Strange days …
It’s been hard, at my own concession to deal with this level of pain without the aid of any kind of tabletss. I have used a powerful ibuprofen cream and cold heat sprays. But at times the spasms that shoot down my right arm from my neck, and then cross into my upper and lower back and my shoulder blades are just evil. I have gotten used to the pins and needles and numbness in my right hand all the way to my elbow, but the pain in the crook of the arm certainly takes some getting used to!
But l am determined to NOT take any more tablets and risk screwing up my abdomen any more, l can cope with the current pains, but not endless stomach cramps and steady and continued visits to the toilet! At the rate it was occuring l was beginning to feel the time for investing in the toilet paper business would soon be upon me.
I hope the x-ray appointment hurries up as the waiting game is really testing my metal.
As they say what doesn’t kill you, makes you stronger – right?
Suze was helping her son and his family today with packing for their house move and has come back more injured than before as she too now has neck and shoulder pain! Great now we are both hobbling around and leaning to our relevant non painful sides. However Suze is a terrible patient bless her, and any advice l offer her in sympathy falls on deaf ears! Plus she doesn’t want to hear the above credo either!
However it’s not all bad, a topless Suze just approached me and asked me to spray her .. ooher l thought and then l saw the deep freeze can!
Growing up with my parents wasn’t just hard, but really hard at times, they both most days as we as their kids aged were at constant loggerheads with each other. It was a violent and aggressive household at times, mental abuse was a common feature, but my mother wasn’t the angel she at times makes herself out to be, she could hit back just as nasty as he indoors could and l remember one seriously distressing incident at the breakfast table where they just wouldn’t let up. My sister and l learned to keep our heads bowed and simply eat our meal as best we could and try TRY to ignore the raging combat when suddenly with a scream that a Samurai would have been proud of my mother attacked my father with a fork! She plunged this damn thing up to the top of the four prongs in his forearm! These are not things kids want to see happen between their parents, but most assuredly not during breakfast. Mental scarring back then was just a part of normal home life.
However when we weren’t having to deal with my mother working her hypochondria mode we were having to deal with my father drinking himself into a stupor and then wallowing in self pity. I know that comes across as hard but this is what happens to kids when they grow up in that kind of environment you have to learn certain levels of detachment. I suppose in many ways, mine was slightly easier because l was sitting undiagnosed on the spectrum, and before people leap on me in specially designed Internet troll suits, this is NOT saying we have no empathy quite the opposite, l have plenty of bloody empathy so much at times l stress uncontrollably at the state of everything, it is simply stating that whilst back then l was concerned at how easily l could detach it worried me that l could, when the reality is that from a very young age l was already broken up with the state of my parents relationship and did what l could to escape the rigors!

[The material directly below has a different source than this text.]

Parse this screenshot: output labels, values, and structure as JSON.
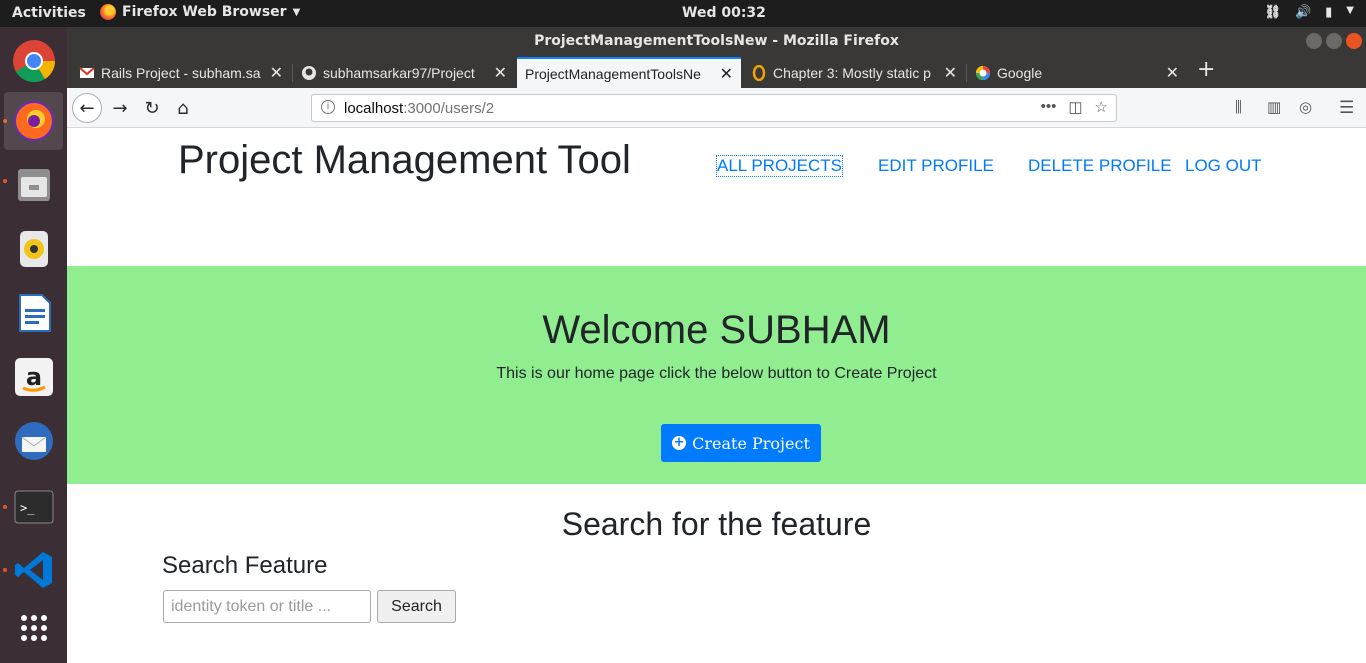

Recently my father rang me up and told me he had suspected cancer, you may recall this from an earlier episode in this series, and when he first told me and l told him to stop thinking he was dying and just await news from the medical profession, he yelled at me that he wanted to die, and who would care if he did? Once more l was faced with just another drama llama ding dong episode from one of my parents, and these after a while become hard pills to swallow.
Countless times over the years l have asked myself why after everything that has happened do l still allow myself to love my parents? It ‘s a harder question to answer than it is to ask, and l think the answer is despite everything they are still my mum and dad and they are the only ones l have but more importantly bitterness is too damning an emotion to carry throughout your life, as is anger. I keep my distance from them both and the only obligation l permit is a visit to both once maybe twice a year at once every two years, it makes my life less stressful. I love them, but not perhaps like Suze loved her parents.
Suze was adopted and both her parents are now dead and l know at times she feels pangs of envy that l still have both my parents, but equally as she got on so well with her mother and they were so close, to boot Suze is very family orientated, where as l am not, but she also understands that my parents are hard work.
Dad has had various appointments over the last month or so since this ‘suspected cancer scare’ and l have tried to be more obliging and phoned him up more often to make sure he is okay. Before the phone call today he had this week been for a liver biopsy and returned from that convinced he had cancer according to ‘overheard Dr conversation’. Previous to the biopsy he had had a colonoscopy and he told me cancer had been confirmed!
So imagine my surprise when l get a call from him this afternoon saying he had received a letter from the hospital, telling him he had been discharged and that he had no cancer at all?
Now either this is one huge colossal fuck up by the hospital or it’s another example of a drama llama ding dong from my parents? Don’t get me wrong, l am super pleased that he doesn’t have cancer, but what was upsetting was … he wasn’t?
Strange days indeed,
Night all, catch you in the morning.